Sickle cell disease is the most well-known inherited blood disorder. It causes red blood cells to become rigid and crescent-shaped, blocking small blood vessels and causing intense pain episodes. In the United States, it affects about 100,000 people, occurring in roughly 1 out of every 365 Black or African American births. About 1 in 13 Black or African American babies carries the sickle cell trait (one copy of the gene) without having the full disease.

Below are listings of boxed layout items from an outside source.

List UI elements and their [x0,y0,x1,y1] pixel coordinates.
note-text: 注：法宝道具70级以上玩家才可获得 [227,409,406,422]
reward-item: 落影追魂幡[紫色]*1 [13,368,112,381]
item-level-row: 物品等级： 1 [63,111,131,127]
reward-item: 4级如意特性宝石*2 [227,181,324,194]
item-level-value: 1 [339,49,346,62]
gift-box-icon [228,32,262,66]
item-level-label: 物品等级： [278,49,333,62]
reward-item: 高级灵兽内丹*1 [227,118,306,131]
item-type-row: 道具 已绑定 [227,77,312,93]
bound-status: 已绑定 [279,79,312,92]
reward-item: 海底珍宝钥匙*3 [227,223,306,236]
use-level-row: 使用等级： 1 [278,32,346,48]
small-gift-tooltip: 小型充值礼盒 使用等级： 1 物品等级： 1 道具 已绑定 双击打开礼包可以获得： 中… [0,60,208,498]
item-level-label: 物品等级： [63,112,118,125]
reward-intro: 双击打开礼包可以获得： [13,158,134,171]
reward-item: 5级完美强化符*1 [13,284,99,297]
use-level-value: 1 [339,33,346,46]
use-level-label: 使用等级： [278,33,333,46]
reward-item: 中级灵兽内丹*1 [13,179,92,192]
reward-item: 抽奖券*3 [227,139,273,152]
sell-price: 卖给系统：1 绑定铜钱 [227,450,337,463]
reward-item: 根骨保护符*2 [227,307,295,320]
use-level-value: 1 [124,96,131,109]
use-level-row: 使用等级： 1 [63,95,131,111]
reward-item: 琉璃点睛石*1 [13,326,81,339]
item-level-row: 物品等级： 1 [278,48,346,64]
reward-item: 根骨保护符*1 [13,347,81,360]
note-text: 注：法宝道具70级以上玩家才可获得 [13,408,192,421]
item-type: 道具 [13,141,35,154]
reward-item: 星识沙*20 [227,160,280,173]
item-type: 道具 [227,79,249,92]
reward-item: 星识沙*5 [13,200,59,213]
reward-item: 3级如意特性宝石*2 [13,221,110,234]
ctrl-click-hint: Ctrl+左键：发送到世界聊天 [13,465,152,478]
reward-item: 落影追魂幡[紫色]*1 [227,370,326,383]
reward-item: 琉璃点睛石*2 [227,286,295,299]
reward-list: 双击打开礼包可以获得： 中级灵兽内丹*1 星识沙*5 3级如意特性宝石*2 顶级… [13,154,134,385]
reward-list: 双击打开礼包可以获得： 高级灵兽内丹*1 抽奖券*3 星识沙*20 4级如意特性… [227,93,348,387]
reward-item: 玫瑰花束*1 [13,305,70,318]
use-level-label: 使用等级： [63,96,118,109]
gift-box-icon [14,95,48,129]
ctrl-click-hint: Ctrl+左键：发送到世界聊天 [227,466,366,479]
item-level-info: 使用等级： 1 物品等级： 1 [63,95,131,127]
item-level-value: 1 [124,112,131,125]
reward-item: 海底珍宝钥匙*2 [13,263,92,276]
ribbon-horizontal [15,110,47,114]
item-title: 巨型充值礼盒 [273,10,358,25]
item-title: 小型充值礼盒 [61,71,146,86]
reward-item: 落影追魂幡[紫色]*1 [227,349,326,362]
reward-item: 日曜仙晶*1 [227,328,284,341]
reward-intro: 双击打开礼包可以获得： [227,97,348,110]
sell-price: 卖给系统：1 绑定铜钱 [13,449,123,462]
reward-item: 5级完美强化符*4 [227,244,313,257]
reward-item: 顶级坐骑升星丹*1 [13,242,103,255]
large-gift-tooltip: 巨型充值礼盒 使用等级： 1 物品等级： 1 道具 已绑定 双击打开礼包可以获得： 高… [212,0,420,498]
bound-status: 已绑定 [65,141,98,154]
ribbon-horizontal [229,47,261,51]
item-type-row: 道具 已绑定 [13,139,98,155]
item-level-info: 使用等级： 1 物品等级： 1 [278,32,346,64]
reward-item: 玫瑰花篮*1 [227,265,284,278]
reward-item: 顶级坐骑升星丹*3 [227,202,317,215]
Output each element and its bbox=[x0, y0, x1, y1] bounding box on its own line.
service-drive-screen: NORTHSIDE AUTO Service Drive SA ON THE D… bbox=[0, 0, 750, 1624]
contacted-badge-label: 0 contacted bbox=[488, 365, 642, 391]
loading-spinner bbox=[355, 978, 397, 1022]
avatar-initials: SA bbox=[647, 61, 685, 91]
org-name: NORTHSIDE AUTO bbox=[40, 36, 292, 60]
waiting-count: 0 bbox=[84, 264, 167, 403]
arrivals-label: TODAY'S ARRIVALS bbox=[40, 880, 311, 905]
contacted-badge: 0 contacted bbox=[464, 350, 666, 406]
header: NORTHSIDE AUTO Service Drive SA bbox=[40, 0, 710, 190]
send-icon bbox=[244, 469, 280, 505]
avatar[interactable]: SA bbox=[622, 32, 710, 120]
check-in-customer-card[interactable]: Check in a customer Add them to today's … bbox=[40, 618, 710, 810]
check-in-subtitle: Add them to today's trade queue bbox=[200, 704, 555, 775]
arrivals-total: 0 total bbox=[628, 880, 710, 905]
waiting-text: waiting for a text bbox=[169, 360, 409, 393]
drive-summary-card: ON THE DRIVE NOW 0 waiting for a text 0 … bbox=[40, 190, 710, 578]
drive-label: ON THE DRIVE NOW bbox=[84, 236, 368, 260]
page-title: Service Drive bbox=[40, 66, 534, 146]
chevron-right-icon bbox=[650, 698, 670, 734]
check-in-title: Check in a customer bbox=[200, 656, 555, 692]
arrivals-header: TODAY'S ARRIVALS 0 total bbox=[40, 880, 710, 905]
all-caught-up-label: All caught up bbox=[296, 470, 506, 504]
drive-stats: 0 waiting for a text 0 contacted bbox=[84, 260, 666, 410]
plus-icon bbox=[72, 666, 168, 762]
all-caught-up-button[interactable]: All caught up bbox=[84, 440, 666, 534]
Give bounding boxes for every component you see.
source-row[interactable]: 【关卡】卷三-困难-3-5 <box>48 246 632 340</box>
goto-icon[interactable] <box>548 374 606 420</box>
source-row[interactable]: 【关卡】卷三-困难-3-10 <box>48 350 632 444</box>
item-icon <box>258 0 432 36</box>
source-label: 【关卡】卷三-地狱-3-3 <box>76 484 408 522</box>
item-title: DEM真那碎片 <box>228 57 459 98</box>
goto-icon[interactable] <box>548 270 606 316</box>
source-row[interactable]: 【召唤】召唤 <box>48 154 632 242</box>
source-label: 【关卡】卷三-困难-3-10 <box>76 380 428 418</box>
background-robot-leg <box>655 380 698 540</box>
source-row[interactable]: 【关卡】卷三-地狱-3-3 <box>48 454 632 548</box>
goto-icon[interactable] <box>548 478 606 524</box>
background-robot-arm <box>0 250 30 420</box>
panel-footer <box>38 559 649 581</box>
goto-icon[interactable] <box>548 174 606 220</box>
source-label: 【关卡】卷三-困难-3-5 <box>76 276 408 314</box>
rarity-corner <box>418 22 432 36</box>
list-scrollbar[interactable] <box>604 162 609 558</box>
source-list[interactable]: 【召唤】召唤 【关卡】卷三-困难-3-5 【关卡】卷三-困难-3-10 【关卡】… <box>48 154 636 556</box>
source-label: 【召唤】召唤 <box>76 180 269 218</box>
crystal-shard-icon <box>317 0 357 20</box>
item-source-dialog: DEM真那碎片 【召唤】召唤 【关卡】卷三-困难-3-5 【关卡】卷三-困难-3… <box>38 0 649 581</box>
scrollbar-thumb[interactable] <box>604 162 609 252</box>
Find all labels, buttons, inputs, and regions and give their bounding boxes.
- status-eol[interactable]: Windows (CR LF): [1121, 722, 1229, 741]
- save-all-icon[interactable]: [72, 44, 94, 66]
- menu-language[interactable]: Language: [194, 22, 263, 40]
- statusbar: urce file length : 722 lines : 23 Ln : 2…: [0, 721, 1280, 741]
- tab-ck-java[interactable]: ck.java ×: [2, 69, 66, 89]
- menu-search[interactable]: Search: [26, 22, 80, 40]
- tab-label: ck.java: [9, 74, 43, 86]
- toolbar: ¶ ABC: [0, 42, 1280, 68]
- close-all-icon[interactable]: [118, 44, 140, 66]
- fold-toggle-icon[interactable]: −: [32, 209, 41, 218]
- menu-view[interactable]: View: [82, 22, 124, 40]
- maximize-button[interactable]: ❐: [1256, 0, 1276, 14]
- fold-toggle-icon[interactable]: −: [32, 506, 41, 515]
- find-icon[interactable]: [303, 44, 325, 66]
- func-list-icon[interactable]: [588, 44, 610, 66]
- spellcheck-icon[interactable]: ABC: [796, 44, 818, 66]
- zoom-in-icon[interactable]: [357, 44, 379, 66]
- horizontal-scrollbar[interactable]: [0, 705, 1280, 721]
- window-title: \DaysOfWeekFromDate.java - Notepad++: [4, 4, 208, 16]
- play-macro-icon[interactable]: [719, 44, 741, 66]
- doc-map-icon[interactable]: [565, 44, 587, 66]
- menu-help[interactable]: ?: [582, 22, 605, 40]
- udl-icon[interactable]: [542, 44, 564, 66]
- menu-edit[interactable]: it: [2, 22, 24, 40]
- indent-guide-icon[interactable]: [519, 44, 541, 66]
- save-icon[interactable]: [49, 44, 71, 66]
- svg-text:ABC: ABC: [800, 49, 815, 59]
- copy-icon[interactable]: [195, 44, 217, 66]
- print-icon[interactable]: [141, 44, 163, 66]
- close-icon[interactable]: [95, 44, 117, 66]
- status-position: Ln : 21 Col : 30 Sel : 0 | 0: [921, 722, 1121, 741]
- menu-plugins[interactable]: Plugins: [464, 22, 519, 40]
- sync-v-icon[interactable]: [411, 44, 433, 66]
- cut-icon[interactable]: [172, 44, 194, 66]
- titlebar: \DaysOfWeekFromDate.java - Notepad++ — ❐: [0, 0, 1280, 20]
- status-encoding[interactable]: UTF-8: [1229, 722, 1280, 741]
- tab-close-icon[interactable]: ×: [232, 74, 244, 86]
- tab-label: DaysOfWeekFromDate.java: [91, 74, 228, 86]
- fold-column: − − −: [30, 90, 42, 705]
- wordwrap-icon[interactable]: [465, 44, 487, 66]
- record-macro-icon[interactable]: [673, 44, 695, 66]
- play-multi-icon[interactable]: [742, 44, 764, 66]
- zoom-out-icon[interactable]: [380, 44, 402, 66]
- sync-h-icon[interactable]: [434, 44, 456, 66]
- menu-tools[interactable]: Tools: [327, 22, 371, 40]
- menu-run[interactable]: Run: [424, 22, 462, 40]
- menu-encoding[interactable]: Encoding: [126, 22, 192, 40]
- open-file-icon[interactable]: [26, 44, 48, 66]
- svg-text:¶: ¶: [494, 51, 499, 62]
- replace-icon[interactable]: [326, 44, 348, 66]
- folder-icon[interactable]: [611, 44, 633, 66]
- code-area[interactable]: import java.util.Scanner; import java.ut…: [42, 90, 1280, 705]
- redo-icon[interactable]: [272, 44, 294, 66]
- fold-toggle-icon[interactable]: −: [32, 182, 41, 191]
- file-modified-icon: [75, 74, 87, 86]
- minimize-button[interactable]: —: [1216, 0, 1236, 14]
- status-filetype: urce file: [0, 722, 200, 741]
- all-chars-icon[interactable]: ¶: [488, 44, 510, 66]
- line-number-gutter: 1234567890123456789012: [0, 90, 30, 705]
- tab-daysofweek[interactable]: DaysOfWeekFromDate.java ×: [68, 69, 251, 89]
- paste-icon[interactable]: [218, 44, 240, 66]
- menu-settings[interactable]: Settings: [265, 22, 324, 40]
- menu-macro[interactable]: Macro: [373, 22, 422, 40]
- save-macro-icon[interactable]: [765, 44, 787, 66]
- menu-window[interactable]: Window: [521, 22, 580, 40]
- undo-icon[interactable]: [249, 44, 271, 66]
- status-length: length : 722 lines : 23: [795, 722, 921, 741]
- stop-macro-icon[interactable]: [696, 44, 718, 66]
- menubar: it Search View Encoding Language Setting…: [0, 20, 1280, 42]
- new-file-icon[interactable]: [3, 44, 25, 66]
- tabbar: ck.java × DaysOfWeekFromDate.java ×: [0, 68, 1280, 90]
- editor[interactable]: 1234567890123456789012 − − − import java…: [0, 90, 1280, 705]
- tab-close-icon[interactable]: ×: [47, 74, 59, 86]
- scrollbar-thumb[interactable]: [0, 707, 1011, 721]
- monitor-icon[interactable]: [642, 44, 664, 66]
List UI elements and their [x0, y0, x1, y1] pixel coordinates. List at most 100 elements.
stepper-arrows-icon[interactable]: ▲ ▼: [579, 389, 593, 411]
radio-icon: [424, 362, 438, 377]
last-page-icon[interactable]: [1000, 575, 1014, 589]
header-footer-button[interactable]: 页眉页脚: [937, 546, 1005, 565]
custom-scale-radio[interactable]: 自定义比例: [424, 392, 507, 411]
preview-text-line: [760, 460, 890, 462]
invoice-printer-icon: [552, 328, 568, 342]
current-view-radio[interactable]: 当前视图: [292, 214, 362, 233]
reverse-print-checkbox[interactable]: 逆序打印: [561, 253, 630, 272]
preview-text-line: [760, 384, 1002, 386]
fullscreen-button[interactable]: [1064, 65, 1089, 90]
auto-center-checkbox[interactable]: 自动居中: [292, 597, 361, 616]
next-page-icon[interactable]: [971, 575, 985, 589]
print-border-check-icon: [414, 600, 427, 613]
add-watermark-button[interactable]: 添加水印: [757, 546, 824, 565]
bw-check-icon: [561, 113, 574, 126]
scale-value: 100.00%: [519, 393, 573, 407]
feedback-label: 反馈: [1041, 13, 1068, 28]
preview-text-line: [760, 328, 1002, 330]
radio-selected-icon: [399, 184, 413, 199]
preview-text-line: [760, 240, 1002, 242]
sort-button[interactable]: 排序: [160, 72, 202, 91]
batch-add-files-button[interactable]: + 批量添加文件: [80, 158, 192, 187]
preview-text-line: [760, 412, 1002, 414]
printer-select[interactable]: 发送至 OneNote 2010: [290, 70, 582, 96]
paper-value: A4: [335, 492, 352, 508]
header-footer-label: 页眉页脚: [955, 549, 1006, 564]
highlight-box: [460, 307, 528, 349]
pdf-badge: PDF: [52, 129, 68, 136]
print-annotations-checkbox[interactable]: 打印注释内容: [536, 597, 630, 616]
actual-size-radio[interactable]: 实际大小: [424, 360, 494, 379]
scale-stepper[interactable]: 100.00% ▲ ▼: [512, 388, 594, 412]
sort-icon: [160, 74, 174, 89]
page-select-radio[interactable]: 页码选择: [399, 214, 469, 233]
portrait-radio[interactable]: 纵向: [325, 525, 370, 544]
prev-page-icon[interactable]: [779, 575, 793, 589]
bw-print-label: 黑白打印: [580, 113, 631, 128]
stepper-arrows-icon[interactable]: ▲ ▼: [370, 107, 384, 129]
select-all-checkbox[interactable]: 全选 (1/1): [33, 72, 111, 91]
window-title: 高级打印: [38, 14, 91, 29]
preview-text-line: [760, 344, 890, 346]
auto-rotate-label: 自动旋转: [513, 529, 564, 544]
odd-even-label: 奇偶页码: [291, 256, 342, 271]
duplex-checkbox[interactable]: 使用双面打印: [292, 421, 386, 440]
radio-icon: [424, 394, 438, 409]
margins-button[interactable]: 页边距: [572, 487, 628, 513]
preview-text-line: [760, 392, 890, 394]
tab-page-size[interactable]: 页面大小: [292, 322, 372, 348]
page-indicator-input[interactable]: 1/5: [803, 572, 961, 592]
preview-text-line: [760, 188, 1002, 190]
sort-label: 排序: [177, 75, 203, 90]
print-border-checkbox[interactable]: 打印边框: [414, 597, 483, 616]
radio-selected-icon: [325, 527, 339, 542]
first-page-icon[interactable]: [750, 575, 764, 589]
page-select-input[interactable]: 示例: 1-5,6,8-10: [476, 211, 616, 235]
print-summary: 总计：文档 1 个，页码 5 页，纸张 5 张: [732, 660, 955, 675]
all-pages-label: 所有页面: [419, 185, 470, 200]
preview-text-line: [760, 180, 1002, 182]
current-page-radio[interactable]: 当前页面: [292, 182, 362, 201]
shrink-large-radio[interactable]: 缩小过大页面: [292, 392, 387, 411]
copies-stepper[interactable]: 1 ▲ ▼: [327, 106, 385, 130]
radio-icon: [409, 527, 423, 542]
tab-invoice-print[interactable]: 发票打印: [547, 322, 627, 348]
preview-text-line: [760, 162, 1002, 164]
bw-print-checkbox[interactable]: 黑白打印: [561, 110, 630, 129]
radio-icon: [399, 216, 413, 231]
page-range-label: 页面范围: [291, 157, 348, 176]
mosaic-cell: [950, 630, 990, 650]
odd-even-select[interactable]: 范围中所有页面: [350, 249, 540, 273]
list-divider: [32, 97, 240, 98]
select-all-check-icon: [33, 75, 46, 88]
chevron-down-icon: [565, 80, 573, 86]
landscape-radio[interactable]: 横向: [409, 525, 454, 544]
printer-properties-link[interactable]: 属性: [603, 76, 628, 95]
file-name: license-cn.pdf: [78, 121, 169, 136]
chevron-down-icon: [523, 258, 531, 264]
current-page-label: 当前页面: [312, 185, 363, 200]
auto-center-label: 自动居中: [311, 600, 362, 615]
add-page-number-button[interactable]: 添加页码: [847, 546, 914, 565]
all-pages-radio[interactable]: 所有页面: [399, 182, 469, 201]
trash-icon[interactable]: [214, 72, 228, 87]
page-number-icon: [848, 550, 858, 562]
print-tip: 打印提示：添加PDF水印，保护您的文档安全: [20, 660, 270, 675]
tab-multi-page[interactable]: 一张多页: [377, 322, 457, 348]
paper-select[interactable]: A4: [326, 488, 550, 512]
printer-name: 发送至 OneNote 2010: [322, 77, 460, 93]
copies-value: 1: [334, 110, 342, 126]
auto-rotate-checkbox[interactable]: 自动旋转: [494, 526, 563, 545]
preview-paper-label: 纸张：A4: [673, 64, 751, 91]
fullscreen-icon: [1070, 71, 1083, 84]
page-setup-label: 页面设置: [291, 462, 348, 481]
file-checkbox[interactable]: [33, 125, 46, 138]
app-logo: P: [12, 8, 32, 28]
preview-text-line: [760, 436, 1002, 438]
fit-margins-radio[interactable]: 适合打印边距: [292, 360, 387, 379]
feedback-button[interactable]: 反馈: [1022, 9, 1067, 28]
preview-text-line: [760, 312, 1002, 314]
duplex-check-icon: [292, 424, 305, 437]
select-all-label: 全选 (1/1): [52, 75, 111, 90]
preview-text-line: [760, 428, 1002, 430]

Clotting and Platelet Disorders

Thrombocytopenia, a low platelet count, is the most common platelet disorder. Platelets are the tiny cell fragments that help your blood clot. Normal counts range from about 140,000 to 440,000 per microliter. When counts drop below 50,000, you may bruise easily after minor bumps. Below 20,000, spontaneous bleeding becomes a concern. Common causes include pregnancy, certain medications, infections, and autoimmune conditions. Von Willebrand disease is the most common inherited bleeding disorder, caused by a deficiency in a protein needed for normal clotting.

Leukemia

Leukemia is cancer of the blood-forming tissue, primarily bone marrow. The bone marrow produces abnormal white blood cells that don’t die on schedule and crowd out healthy blood cells. About 67,790 new cases are expected in the U.S. in 2026, representing 3.2% of all new cancers. Roughly 1.6% of people will be diagnosed with leukemia at some point in their lifetime, and about 563,000 Americans were living with the disease as of 2023. The four main types are split between acute forms (which progress quickly) and chronic forms (which develop slowly), each requiring different treatment approaches.

Despite the seriousness of these conditions, none comes close to anemia’s global footprint. The sheer scale of anemia, touching nearly a quarter of humanity, makes it not just the most common blood disease but one of the most widespread health conditions of any kind.